Kawkab Amirka, 15 avril 1892, Khayrallah Center Archive. (Photo fournie)
Kawkab Amirka, 15 avril 1892, Khayrallah Center Archive. (Photo fournie)

Pour témoigner de cette histoire méconnue, le centre s’est associé à plusieurs institutions de renom, notamment le Musée national arabo-américain du Michigan et le Comité national libanais de Gibran, afin de rendre accessible au public une série d’objets historiques et d’images d’archives. Le résultat est fascinant et peut être déconcertant pour certains. L’exposition rassemble un exemplaire du premier journal arabe d'Amérique du Nord, Kawkab Amirka, datant de 1892 («Étoile de l’Amérique»), une ancienne machine à écrire sophistiquée Remington en langue arabe, ainsi qu’une rare photographie des années 1920 de l'actrice Mary Nash dans le magazine Vogue, sur laquelle elle porte des bijoux de la journaliste devenue designer Marie Azeez el-Khoury.

L’exposition accorde une place importante aux femmes. «Elles ont fait partie de l'immigration depuis le tout début», explique Akram Khater. «Les femmes ont toujours travaillé, aussi bien dans les usines textiles que dans la culture, elles étaient entrepreneuses et productrices. Il ne s’agit pas de romancer l’histoire et d’affirmer qu’elles étaient toutes fortes, certaines ne l’étaient pas, tout comme certains hommes qui ont été brisés par l’immigration. C’était dur, il fallait laisser derrière soi tout ce qu’on connaissait pour aller dans des lieux ou vous étiez, au mieux, tolérés.»

À travers les cinq sections de l'exposition, Turath met en avant des écrivains, des artistes et des musiciens qui ont prospéré grâce à leur art, mais qui n'ont pas obtenu la même reconnaissance que leurs contemporains plus populaires – les intellectuels Amin Rihani et Khalil Gibran, qui étaient membres de The Pen League de New York, plus connue en arabe sous le nom «Al-Rabita al-Qalamiyya ».
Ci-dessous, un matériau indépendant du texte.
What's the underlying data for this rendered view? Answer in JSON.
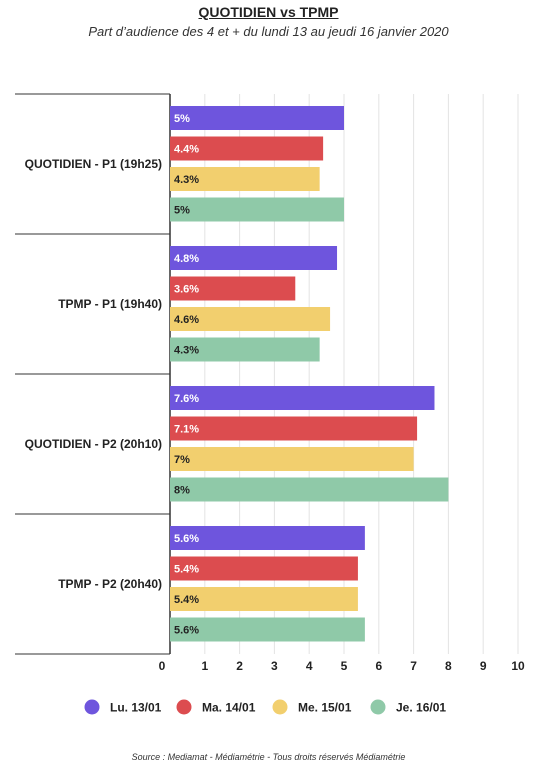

«Gibran est très impressionnant, il a accompli beaucoup de choses, mais il n’était pas le seul. Il faisait partie d'un mouvement, et c'est ce que nous cherchons à mettre en avant. Nous présentons ici une sélection de personnalités culturelles arabes qui ont connu un succès aux États-Unis», affirme Akram Khater.

La romancière

Afifa Karam (1883-1924)
Afifa Karam (1883-1924)

«Tu n'as pas de droits sur mon corps, que tu as acheté à mon père avec de l'argent. Auparavant, c’était son droit, mais maintenant c’est devenu le mien», a écrit un jour cette défenseuse passionnée des droits des femmes, qui a publié son premier roman alors qu’elle n’était âgée que d’une vingtaine d’années.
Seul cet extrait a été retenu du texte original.